In general, Yarn apps should be robust to NodeManager restarts. However, if you run spark with the external shuffle service on, after a NM restart all shuffles fail, b/c the shuffle service has lost some state with info on each executor. (Note the shuffle data is perfectly fine on disk across a NM restart, the problem is we've lost the small bit of state that lets us find those files.) The solution proposed here is that the external shuffle service can write out its state to a file every time an executor is added. When running with yarn, that file is in the NM's local dir. Whenever the service is started, it looks for that file, and if it exists, it reads the file and re-registers all executors there

Whenever a new executor starts, it gots registered within the external shuffle service here:

public class ExternalShuffleBlockResolver {

  public void registerExecutor(
  	String appId, String execId, ExecutorShuffleInfo executorInfo) {
	AppExecId fullId = new AppExecId(appId, execId);
	logger.info("Registered executor {} with {}", fullId, executorInfo);
	try {
  	if (db != null) {
    	byte[] key = dbAppExecKey(fullId);
    	byte[] value = mapper.writeValueAsString(executorInfo).getBytes(StandardCharsets.UTF_8);
    	db.put(key, value);
	} catch (Exception e) {
  	logger.error("Error saving registered executors", e);
	executors.put(fullId, executorInfo);

Until the 3.4.0 release, Apache Spark has supported only LevelDB as the "db" backend. Now, you can configure it in the spark.shuffle.service.db.backend and use RocksDB.

At this occasion it's worth mentioning the problems you may encounter while running LevelDB-based components on Apple Silicon and the external shuffle service state store was one of them.

Push-based shuffle

In this section, let's start with a bug fix proposed by Wan Kun to remove shuffle merge data files for the push-based shuffle. Starting from now, the driver sends a RemoveShuffleMerge message to all the merger locations that triggers all related merge data files.

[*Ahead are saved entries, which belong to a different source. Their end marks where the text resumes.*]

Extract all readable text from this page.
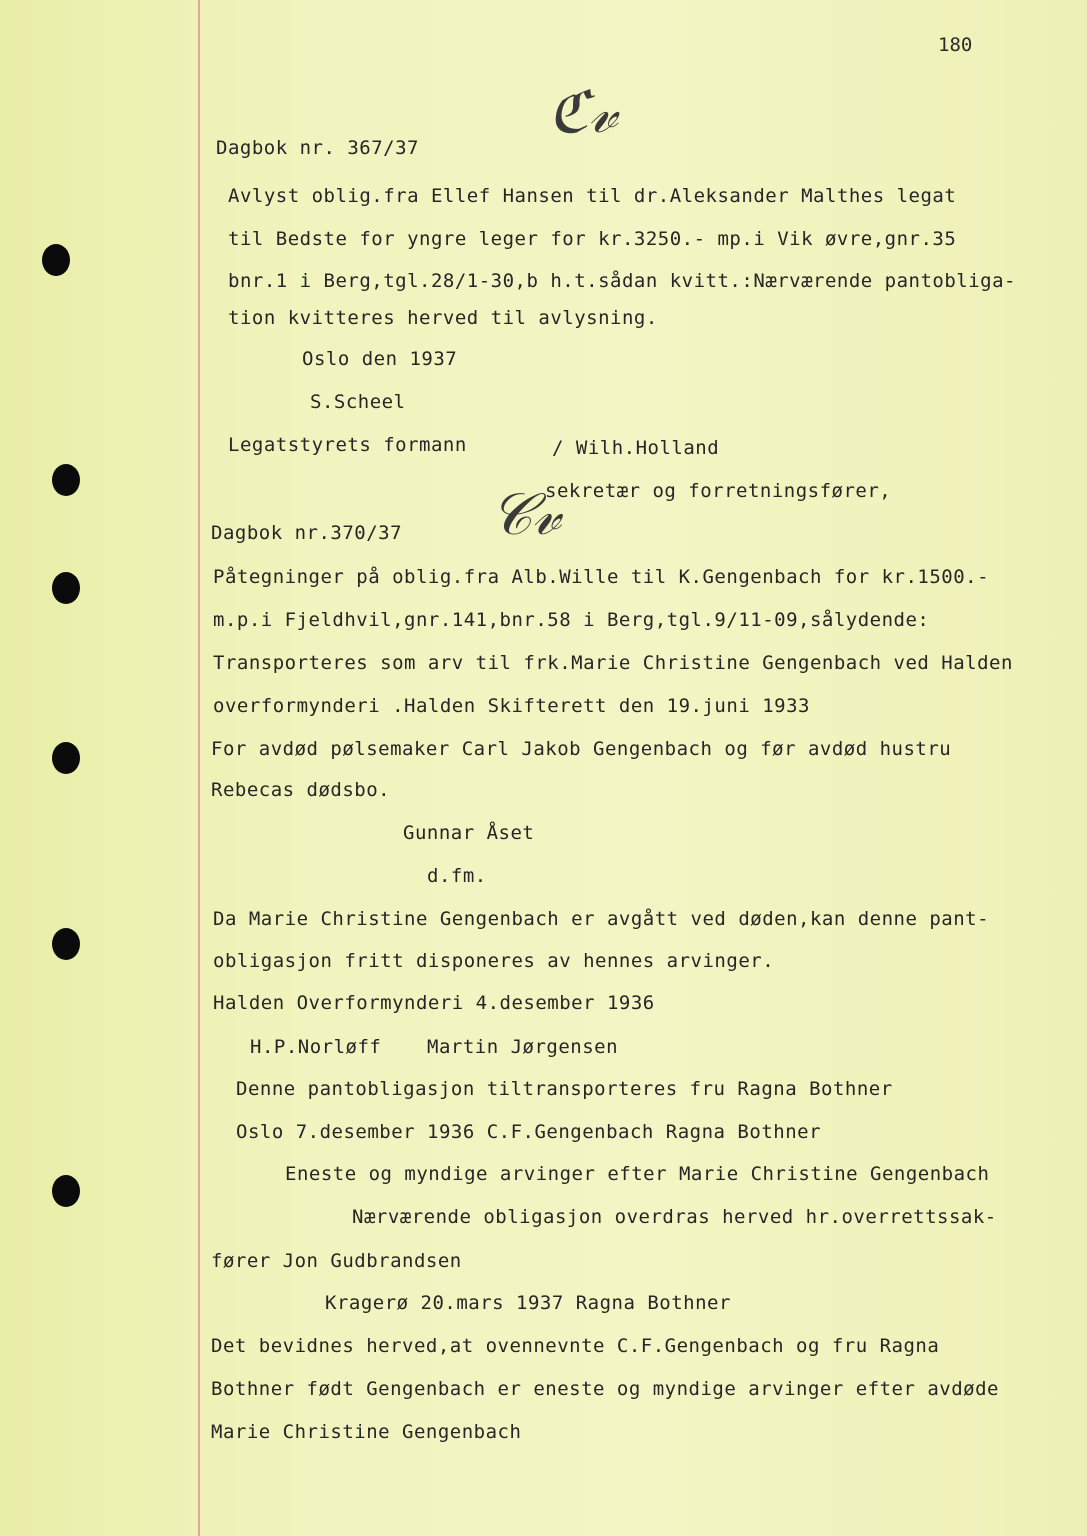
180
ℭ𝓋
𝒞𝓋
Dagbok nr. 367/37
Avlyst oblig.fra Ellef Hansen til dr.Aleksander Malthes legat
til Bedste for yngre leger for kr.3250.- mp.i Vik øvre,gnr.35
bnr.1 i Berg,tgl.28/1-30,b h.t.sådan kvitt.:Nærværende pantobliga-
tion kvitteres herved til avlysning.
Oslo den 1937
S.Scheel
Legatstyrets formann	/ Wilh.Holland
sekretær og forretningsfører,
Dagbok nr.370/37
Påtegninger på oblig.fra Alb.Wille til K.Gengenbach for kr.1500.-
m.p.i Fjeldhvil,gnr.141,bnr.58 i Berg,tgl.9/11-09,sålydende:
Transporteres som arv til frk.Marie Christine Gengenbach ved Halden
overformynderi .Halden Skifterett den 19.juni 1933
For avdød pølsemaker Carl Jakob Gengenbach og før avdød hustru
Rebecas dødsbo.
Gunnar Åset
d.fm.
Da Marie Christine Gengenbach er avgått ved døden,kan denne pant-
obligasjon fritt disponeres av hennes arvinger.
Halden Overformynderi 4.desember 1936
H.P.Norløff Martin Jørgensen
Denne pantobligasjon tiltransporteres fru Ragna Bothner
Oslo 7.desember 1936 C.F.Gengenbach Ragna Bothner
Eneste og myndige arvinger efter Marie Christine Gengenbach
Nærværende obligasjon overdras herved hr.overrettssak-
fører Jon Gudbrandsen
Kragerø 20.mars 1937 Ragna Bothner
Det bevidnes herved,at ovennevnte C.F.Gengenbach og fru Ragna
Bothner født Gengenbach er eneste og myndige arvinger efter avdøde
Marie Christine Gengenbach
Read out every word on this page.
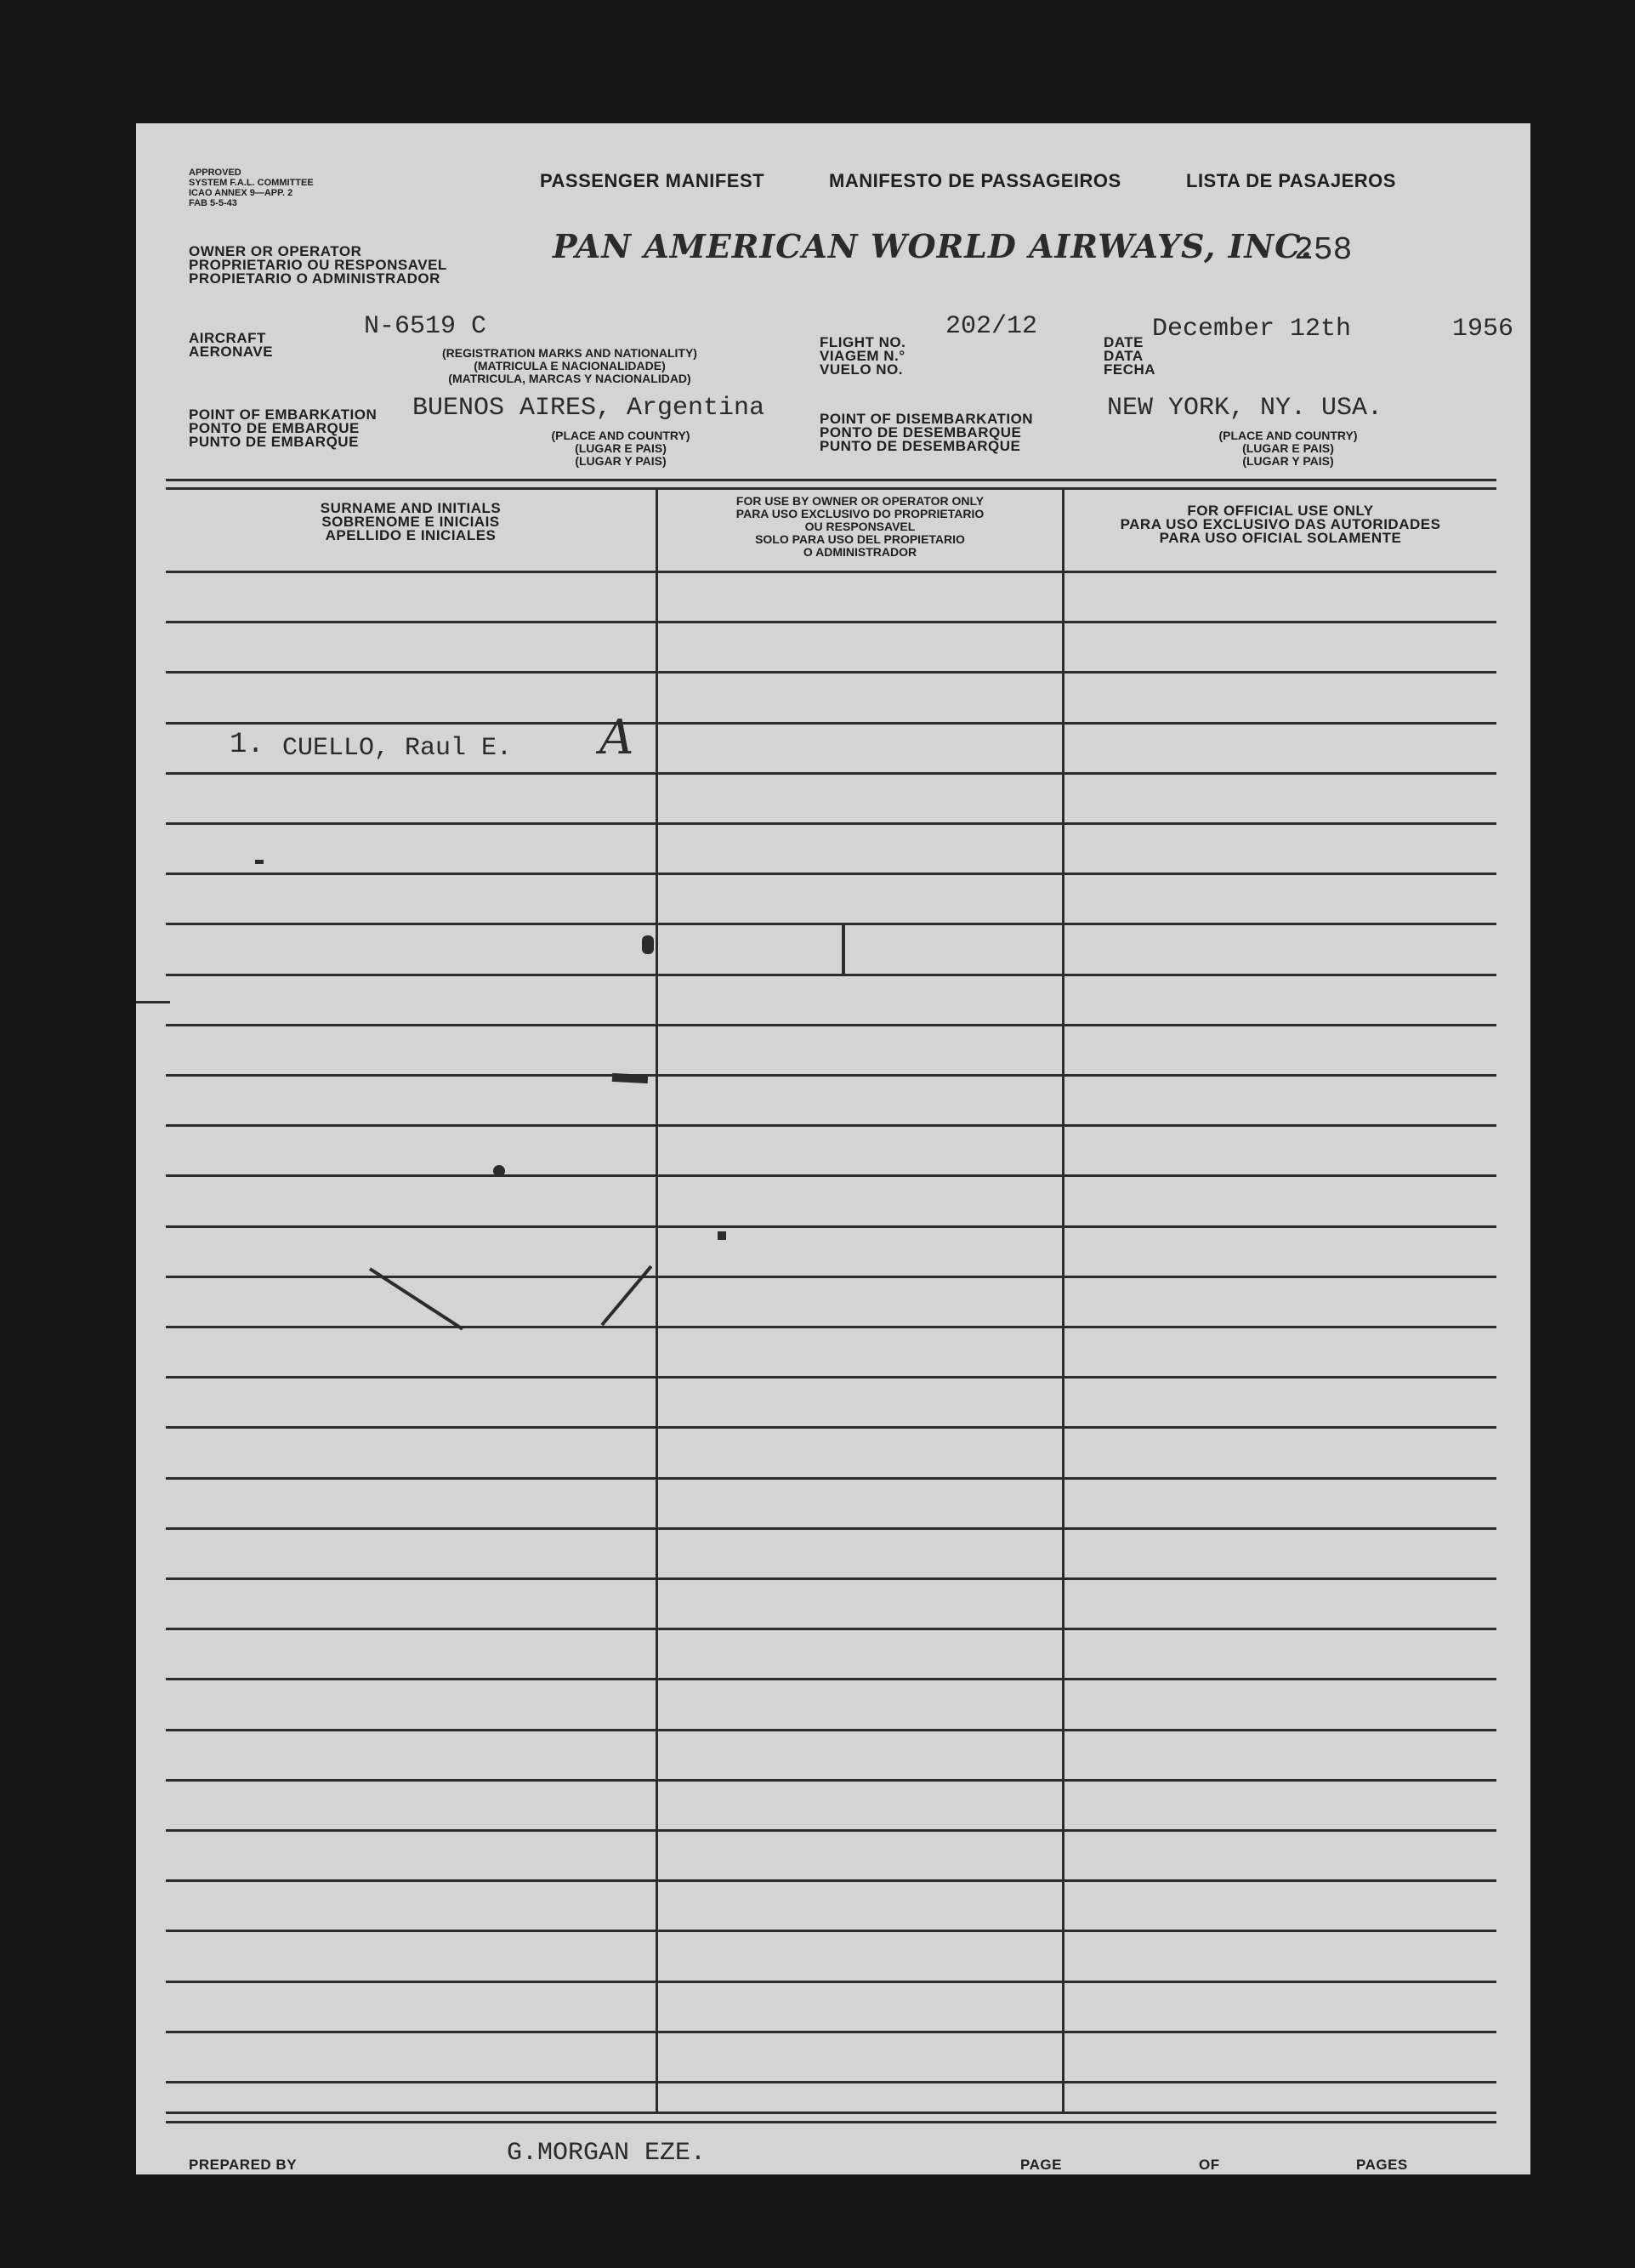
APPROVED
SYSTEM F.A.L. COMMITTEE
ICAO ANNEX 9—APP. 2
FAB 5-5-43
OWNER OR OPERATOR
PROPRIETARIO OU RESPONSAVEL
PROPIETARIO O ADMINISTRADOR
PASSENGER MANIFEST	MANIFESTO DE PASSAGEIROS	LISTA DE PASAJEROS
PAN AMERICAN WORLD AIRWAYS, INC.
258
AIRCRAFT
AERONAVE
N-6519 C
(REGISTRATION MARKS AND NATIONALITY)
(MATRICULA E NACIONALIDADE)
(MATRICULA, MARCAS Y NACIONALIDAD)
FLIGHT NO.
VIAGEM N.°
VUELO NO.
202/12
DATE
DATA
FECHA
December 12th	1956
POINT OF EMBARKATION
PONTO DE EMBARQUE
PUNTO DE EMBARQUE
BUENOS AIRES, Argentina
(PLACE AND COUNTRY)
(LUGAR E PAIS)
(LUGAR Y PAIS)
POINT OF DISEMBARKATION
PONTO DE DESEMBARQUE
PUNTO DE DESEMBARQUE
NEW YORK, NY. USA.
(PLACE AND COUNTRY)
(LUGAR E PAIS)
(LUGAR Y PAIS)
SURNAME AND INITIALS
SOBRENOME E INICIAIS
APELLIDO E INICIALES
FOR USE BY OWNER OR OPERATOR ONLY
PARA USO EXCLUSIVO DO PROPRIETARIO
OU RESPONSAVEL
SOLO PARA USO DEL PROPIETARIO
O ADMINISTRADOR
FOR OFFICIAL USE ONLY
PARA USO EXCLUSIVO DAS AUTORIDADES
PARA USO OFICIAL SOLAMENTE
1. CUELLO, Raul E. A
PREPARED BY	G.MORGAN EZE.	PAGE	OF	PAGES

The second fix, this time implemented by gaoyajun02, solves the problem of reading 0-size blocks that may come from nodes with hardware issues. In that case, the shuffle block fetcher will fallback into retrieving original shuffle blocks if available.

Additionally, there is also a fault-tolerance-related improvement. Ye Zhou enabled the push-based shuffle service to store its state in the LevelDB instance. It preserves losing the state in case NodeManager restarts which could lead to the inability to serve fetch requests for merged data.

Finally, there were some metrics-related changes. Thejdeep Gudivada added client-side read metrics. Thanks to it, you can learn about things like number of corrupted merged shuffle block chunks, number of fallbacks into the normal shuffle block reading, and many others.

I'm fully aware this blog post is much more low-level than the previous ones of the series. However, it's a good reminder of the shuffle extra components including the shuffle service and push-based shuffle added not so long ago (Apache Spark 3.2.0).